The ERA is an essential part of the scientific and technical support and complements other components of such decision-making that will generally also include an assessment for the use of the GM crop as livestock feed and/or human food.

Major focus of the Module and main goals

The ERA of a GM plant encompasses a wide variety of disciplines from molecular biology, toxicology through to agronomy, botany and entomology. With such a wide scope of the ERA, it is essential to have a good grasp of how to manage the information load, use it effectively, and structure the inquiry in a way that the necessary concerns are addressed without the risk assessment straying into unproductive or unnecessary side issues.
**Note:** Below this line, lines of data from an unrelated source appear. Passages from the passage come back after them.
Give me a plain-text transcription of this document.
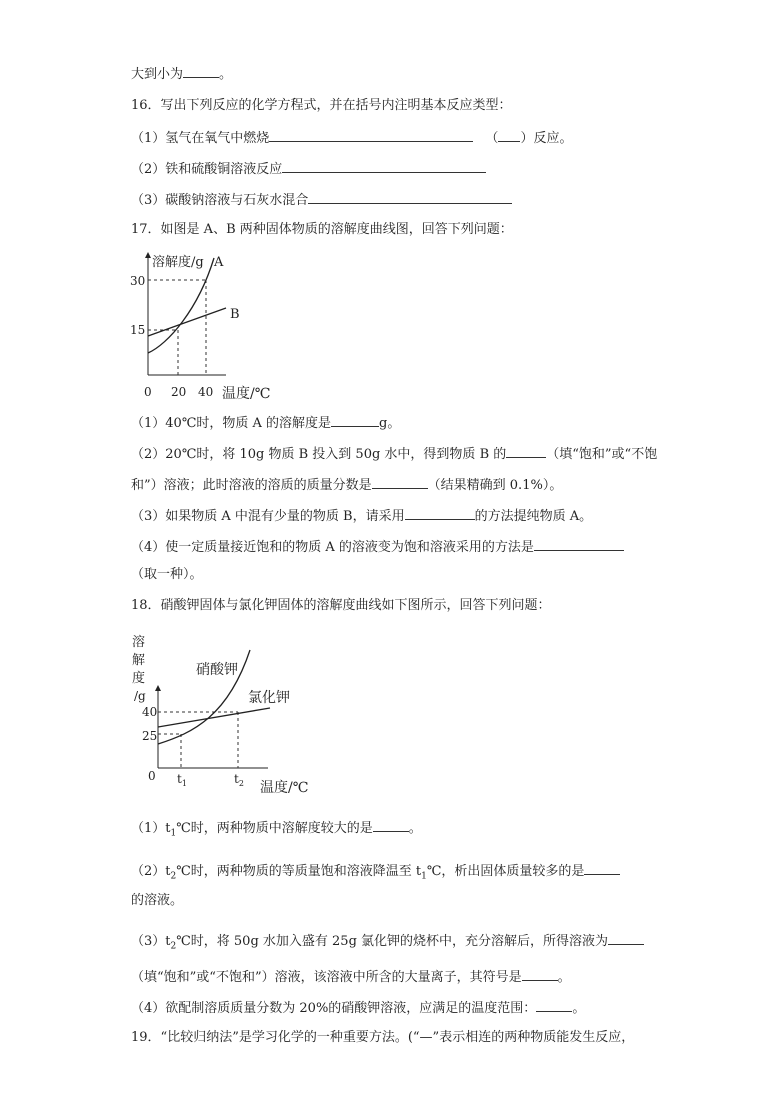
大到小为	。
16．写出下列反应的化学方程式，并在括号内注明基本反应类型：
（1）氢气在氧气中燃烧	（ ）反应。
（2）铁和硫酸铜溶液反应
（3）碳酸钠溶液与石灰水混合
17．如图是 A、B 两种固体物质的溶解度曲线图，回答下列问题：
溶解度/g A
B
30
15
0 20 40 温度/℃
（1）40℃时，物质 A 的溶解度是	g。
（2）20℃时，将 10g 物质 B 投入到 50g 水中，得到物质 B 的	（填“饱和”或“不饱
和”）溶液；此时溶液的溶质的质量分数是	（结果精确到 0.1%）。
（3）如果物质 A 中混有少量的物质 B，请采用	的方法提纯物质 A。
（4）使一定质量接近饱和的物质 A 的溶液变为饱和溶液采用的方法是
（取一种）。
18．硝酸钾固体与氯化钾固体的溶解度曲线如下图所示，回答下列问题：
溶
解
度
/g
硝酸钾
氯化钾
40
25
0 $t_1$	$t_2$ 温度/℃
$(1)t_1℃$时，两种物质中溶解度较大的是	。
$(2)t_2℃$时，两种物质的等质量饱和溶液降温至 $t_1℃$，析出固体质量较多的是
的溶液。
$(3)t_2℃$时，将 50g 水加入盛有 25g 氯化钾的烧杯中，充分溶解后，所得溶液为
（填“饱和”或“不饱和”）溶液，该溶液中所含的大量离子，其符号是	。
（4）欲配制溶质质量分数为 20%的硝酸钾溶液，应满足的温度范围：	。
19．“比较归纳法”是学习化学的一种重要方法。(“—”表示相连的两种物质能发生反应，
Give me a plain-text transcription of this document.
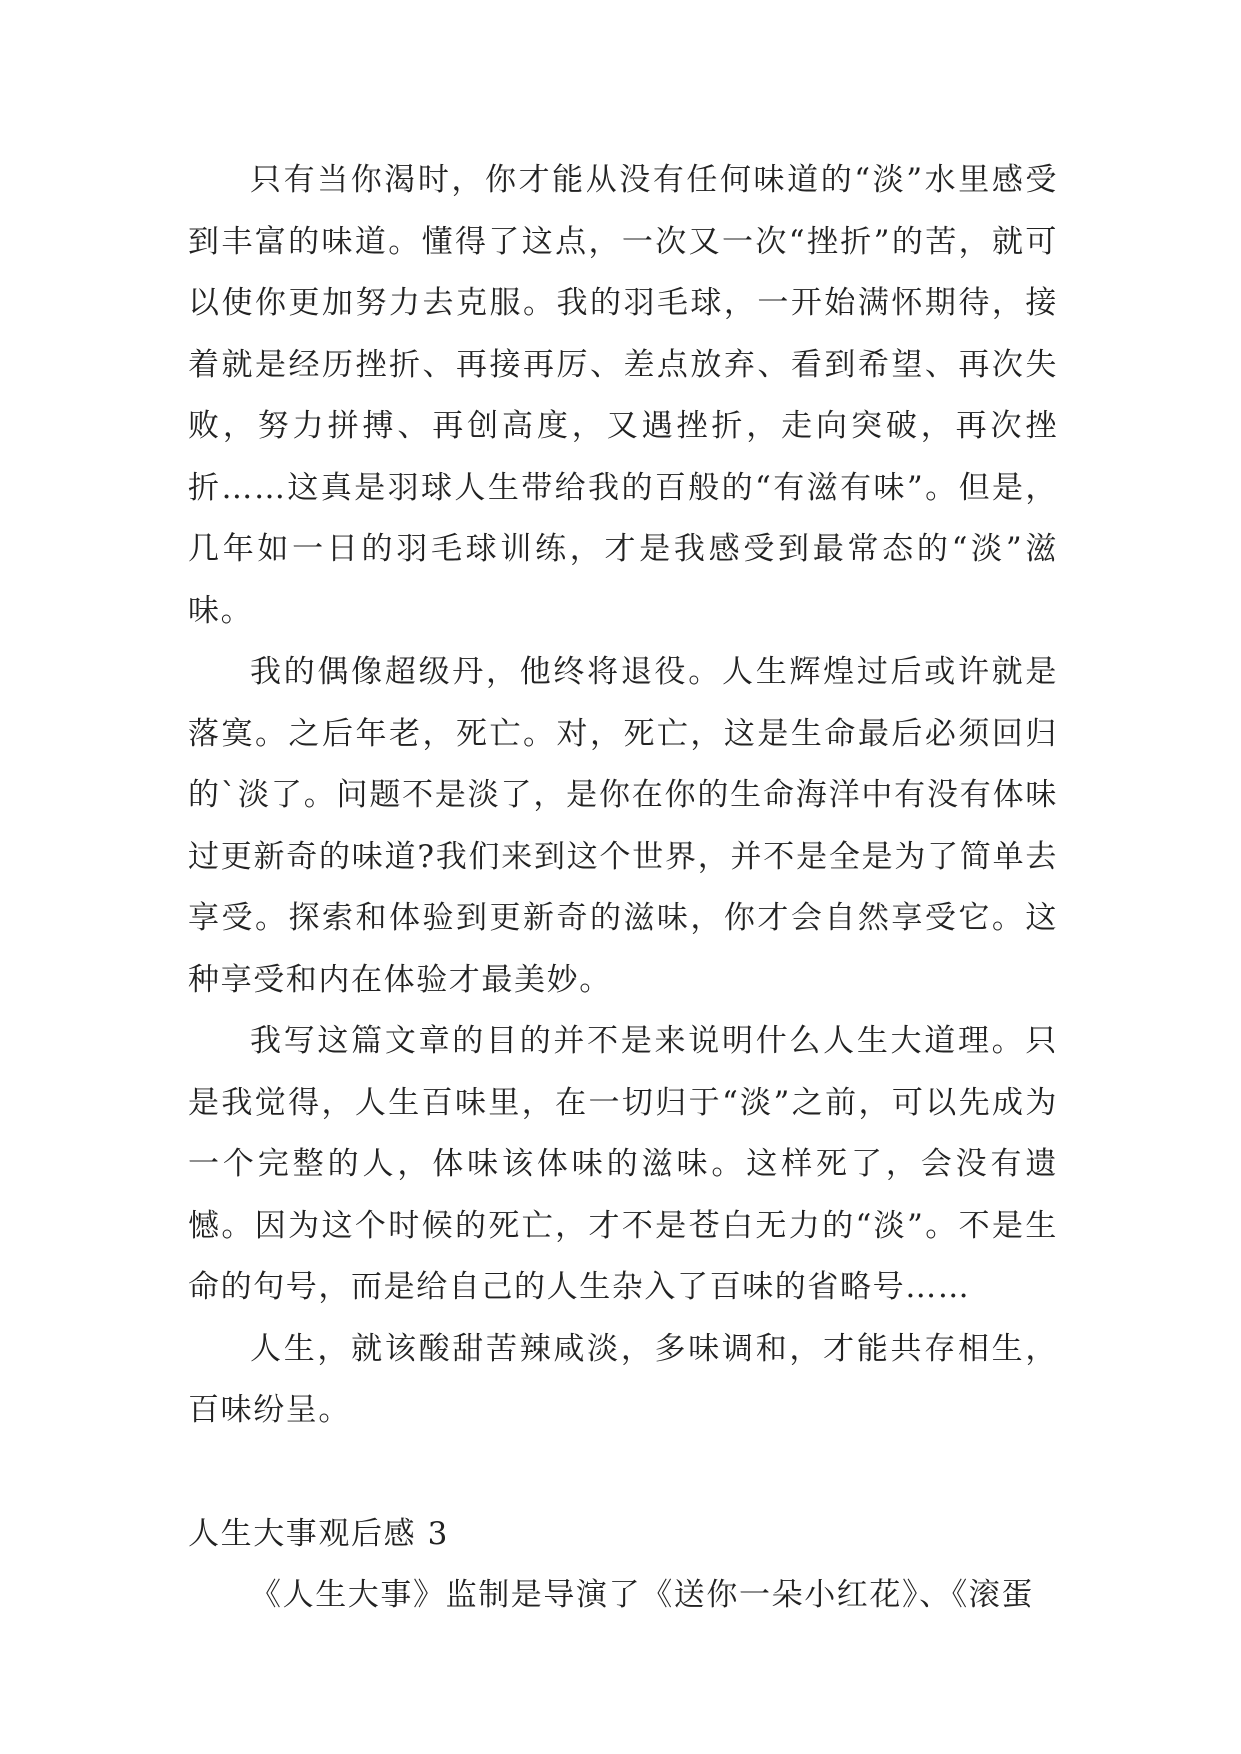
只有当你渴时，你才能从没有任何味道的“淡”水里感受到丰富的味道。懂得了这点，一次又一次“挫折”的苦，就可以使你更加努力去克服。我的羽毛球，一开始满怀期待，接着就是经历挫折、再接再厉、差点放弃、看到希望、再次失败，努力拼搏、再创高度，又遇挫折，走向突破，再次挫折……这真是羽球人生带给我的百般的“有滋有味”。但是，几年如一日的羽毛球训练，才是我感受到最常态的“淡”滋味。

我的偶像超级丹，他终将退役。人生辉煌过后或许就是落寞。之后年老，死亡。对，死亡，这是生命最后必须回归的`淡了。问题不是淡了，是你在你的生命海洋中有没有体味过更新奇的味道?我们来到这个世界，并不是全是为了简单去享受。探索和体验到更新奇的滋味，你才会自然享受它。这种享受和内在体验才最美妙。

我写这篇文章的目的并不是来说明什么人生大道理。只是我觉得，人生百味里，在一切归于“淡”之前，可以先成为一个完整的人，体味该体味的滋味。这样死了，会没有遗憾。因为这个时候的死亡，才不是苍白无力的“淡”。不是生命的句号，而是给自己的人生杂入了百味的省略号……

人生，就该酸甜苦辣咸淡，多味调和，才能共存相生，百味纷呈。

人生大事观后感 3

《人生大事》监制是导演了《送你一朵小红花》、《滚蛋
The focus of this module is to help the user to structure an ERA according to internationally accepted best practices and in such a way that the concerns identified in national regulations are addressed in a consistent and transparent manner.

Upon completing this module, you will be able to:

• Understand some of the key international concepts that have been developed for the ERA;
• Understand how to apply concepts such as familiarity to a comparative risk assessment, and how to use problem formulation to structure the ERA;
• Develop an understanding of how the ERA applies to each stage of environmental release, from developmental research through to full unconfined release;
• See how risk management measures can be applied post-release of the GM plant;
• See how an ERA was applied to support an actual commercial release.

The ERA is fundamental to reaching a decision on every aspect of GM plant development from research stages, field trials to commercial product applications. The ERA is essential for assuring public confidence, so an understanding of how to conduct a scientifically sound, well-structured ERA is an integral part of any regulatory framework for biotechnology. This module will provide the user with practical experience and best practices.